What kind of a state are we?

Tuesday afternoon we started to hear that the police and IDF were preparing to remove the 40 families that live in the community of Amona, in the Binyamin region of Judea. Just now, a few moments ago, I heard on the radio that the evacuation (some prefer “expulsion”) is beginning. It doesn’t look like it will go smoothly.

To explain the situation in the fewest possible words, the community was built 20 years ago. A portion of it, about one half acre out of a total of 125 acres, is owned by Palestinian Arabs who were given title to the land by the King of Jordan, during the 19-year Jordanian occupation. About 15 more acres are registered in the names of Arabs who apparently do not exist.

The Supreme Court of Israel decided that the only acceptable remedy was to bulldoze the entire community. The Court did not accept the suggestion that the Arab “owners,” who had never utilized the land, could be paid compensation for it. The government developed a compromise that would have provided an alternative location nearby for some of the families, which the community agreed to. But this was stymied when additional Palestinians petitioned the court claiming to own that land. The residents were only told that the deal was off a few days ago.

The Palestinians have been assisted in their legal proceedings by the Israeli organization “Yesh Din.” Yesh Din received more than $4.6 million from foreign government bodies between 2012 and 2016. Foreign sources accounted for 93.5% of their total donations.  Yesh Din specializes in “lawfare” against Israel and the IDF.

This raises, yet again, a very fundamental question for the State of Israel. In a sentence, what are we?

Are we the nation-state of the Jewish people in its historical homeland, which derives its right to the land from both the biblical promise made to us by Hashem and the modern promise made by the international community in the Palestine Mandate, a right that we defended more than once by force of arms? Are we a Zionist state, in other words?

Or are we something else – a multinational state which exists at the pleasure of today’s post-nationalist, anti-Jewish international establishment?

It would seem that the answer should be obvious, and it is to the great majority of Israeli Jews. But the state has not acted as though it believes in its own Zionist principles.

When the Jordanian occupation and its illegal annexation of land set aside for the Jewish people was ended in 1967, Israel did not annex Judea and Samaria, because its leadership was forced by its “friends” in Europe and the US to accept the idea of “land for peace.” Israel would give Judea and Samaria “back” to Jordan, for example, and Jordan would give us a peace treaty.

The injustice inherent in this is obvious. Who gave Jordan the right to take that land in violation of international law and to ethnically cleanse it of Jews? How can we be asked to give something “back” that was ours in the first place? But this was our policy until King Hussein decided in 1988 that he didn’t want the hassle of trying to control the PLO, and transferred his “ownership” of the land to the PLO. And shortly thereafter, the Israeli government tried to continue the “land for peace” process with the PLO via the Oslo accords.

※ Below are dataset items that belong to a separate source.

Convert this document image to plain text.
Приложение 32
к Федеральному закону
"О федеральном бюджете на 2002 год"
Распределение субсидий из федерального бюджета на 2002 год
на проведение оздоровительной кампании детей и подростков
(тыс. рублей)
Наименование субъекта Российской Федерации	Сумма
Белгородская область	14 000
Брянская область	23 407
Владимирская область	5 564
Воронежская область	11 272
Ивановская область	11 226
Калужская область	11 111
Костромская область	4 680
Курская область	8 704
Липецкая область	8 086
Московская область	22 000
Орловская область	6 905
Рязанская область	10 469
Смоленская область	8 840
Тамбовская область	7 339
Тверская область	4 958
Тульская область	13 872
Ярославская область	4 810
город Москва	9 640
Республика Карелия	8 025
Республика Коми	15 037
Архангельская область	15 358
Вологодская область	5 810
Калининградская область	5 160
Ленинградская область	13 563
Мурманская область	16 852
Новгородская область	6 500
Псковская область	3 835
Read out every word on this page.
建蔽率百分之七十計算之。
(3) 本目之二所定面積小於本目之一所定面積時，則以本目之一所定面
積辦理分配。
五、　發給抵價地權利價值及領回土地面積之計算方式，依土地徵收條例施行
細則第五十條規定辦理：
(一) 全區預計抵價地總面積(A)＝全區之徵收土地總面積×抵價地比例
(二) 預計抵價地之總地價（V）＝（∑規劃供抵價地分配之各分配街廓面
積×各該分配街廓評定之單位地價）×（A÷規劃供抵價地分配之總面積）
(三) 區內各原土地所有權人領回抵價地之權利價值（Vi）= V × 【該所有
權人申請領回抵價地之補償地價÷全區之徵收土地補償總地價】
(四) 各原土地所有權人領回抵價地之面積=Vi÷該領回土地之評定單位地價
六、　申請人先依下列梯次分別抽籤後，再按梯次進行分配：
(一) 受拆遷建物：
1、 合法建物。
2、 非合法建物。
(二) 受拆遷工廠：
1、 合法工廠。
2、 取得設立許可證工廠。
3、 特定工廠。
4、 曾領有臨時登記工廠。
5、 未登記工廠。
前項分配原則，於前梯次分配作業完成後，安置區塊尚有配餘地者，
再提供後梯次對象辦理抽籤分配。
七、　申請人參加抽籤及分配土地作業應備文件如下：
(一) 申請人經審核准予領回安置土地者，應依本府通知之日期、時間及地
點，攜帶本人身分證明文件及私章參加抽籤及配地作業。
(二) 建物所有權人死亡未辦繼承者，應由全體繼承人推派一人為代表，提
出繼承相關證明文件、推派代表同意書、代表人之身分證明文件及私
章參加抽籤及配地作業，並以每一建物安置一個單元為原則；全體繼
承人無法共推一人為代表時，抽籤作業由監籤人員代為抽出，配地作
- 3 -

Israel never annexed the land it regained in 1967 (except for Jerusalem) and it even retained Jordanian law in Judea and Samaria. Because Israeli governments believed that some or all of the territory would ultimately be returned to Arab control, it treated it as occupied territory, despite the fact that, by the most reasonable interpretation of international law, for the first time since 1948 it was not under occupation.

24 years later and several wars and intifadas later, Israelis have finally come to realize that an exchange of land for peace won’t bring peace. Anyone with half a brain who looks at recent history (especially the results of the withdrawal from Gaza) and listens to what the Palestinians themselves say and do, understands that.

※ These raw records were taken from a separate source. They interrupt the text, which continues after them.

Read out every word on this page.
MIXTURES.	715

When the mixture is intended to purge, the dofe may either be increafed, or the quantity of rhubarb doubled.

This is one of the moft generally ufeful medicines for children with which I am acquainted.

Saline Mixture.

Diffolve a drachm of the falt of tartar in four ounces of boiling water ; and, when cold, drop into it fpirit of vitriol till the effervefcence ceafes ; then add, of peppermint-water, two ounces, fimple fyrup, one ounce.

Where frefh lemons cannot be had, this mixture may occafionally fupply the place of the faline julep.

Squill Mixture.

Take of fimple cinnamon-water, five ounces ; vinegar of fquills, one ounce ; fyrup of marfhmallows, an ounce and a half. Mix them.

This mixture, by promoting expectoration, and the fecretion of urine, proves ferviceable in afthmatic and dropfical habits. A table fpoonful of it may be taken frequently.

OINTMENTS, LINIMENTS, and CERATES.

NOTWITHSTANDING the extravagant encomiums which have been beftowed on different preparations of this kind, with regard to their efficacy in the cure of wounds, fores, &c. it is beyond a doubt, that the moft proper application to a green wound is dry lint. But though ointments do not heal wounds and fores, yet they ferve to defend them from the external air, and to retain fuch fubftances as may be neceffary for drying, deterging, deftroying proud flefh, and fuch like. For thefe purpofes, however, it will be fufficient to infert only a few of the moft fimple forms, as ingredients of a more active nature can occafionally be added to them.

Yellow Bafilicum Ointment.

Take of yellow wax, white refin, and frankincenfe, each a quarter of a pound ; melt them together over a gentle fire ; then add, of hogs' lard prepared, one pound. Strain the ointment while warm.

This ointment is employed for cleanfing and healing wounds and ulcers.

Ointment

It’s often said that “surveys show that a majority of Israelis favor a 2-state solution.” That is correct, if the survey question is something like “Do you favor giving up the territories in return for peace and security?” The unfairness of this question is manifest if we rewrite it as follows: “If giving up the territories would bring peace and security, would you favor it?”

Since giving up the territories would put a terrorist entity next door to Tel Aviv, and since the Arabs won’t even pretend to agree that they would give up their claims on Israel in return for the territories, and since the PLO is unstable and easily overthrown, the “if” clause of the conditional statement is certainly false. And virtually every Israeli knows this.

A religious Zionist also understands the importance to his or her spiritual life of the places mentioned in the tanach, like Hevron and many others. But even a secular Zionist appreciates the first words of the Declaration of Independence:

ERETZ-ISRAEL was the birthplace of the Jewish people. Here their spiritual, religious and political identity was shaped. Here they first attained to statehood, created cultural values of national and universal significance and gave to the world the eternal Book of Books.

After being forcibly exiled from their land, the people kept faith with it throughout their Dispersion and never ceased to pray and hope for their return to it and for the restoration in it of their political freedom.

Virtually every Israeli knows this as well – except possibly much of our leadership and our legal establishment.

If the lessons of history, international law, and Zionist ideology (both religious and secular) were translated into action, the courts would find a way to legalize Amona and other communities that would also be fair to the Arabs. Ultimately, we would annex all of Eretz Israel.

Unfortunately, the government has yet to get clear of the “land for peace” mentality; and the legal establishment seems dedicated to beating us into the mold of the multinational, secular democratic state that former Supreme Court President Aharon Barak so much admired.

This needs to change. Fear of the international community is not a reason to deny our own birthright. Politicized institutions like the UN and the International Criminal Court have no moral authority, and no practical way to punish Israel. And there is absolutely no reason we must allow foreign agents like Yesh Din to continue to subvert our country.

In fact, now, while there is an American government that for the first time may itself be able to shake off the ideas of land for peace and the 2-state solution, is the perfect time for Israel to finally become the truly Zionist state that Jabotinsky, Begin and Ben-Gurion dreamed of.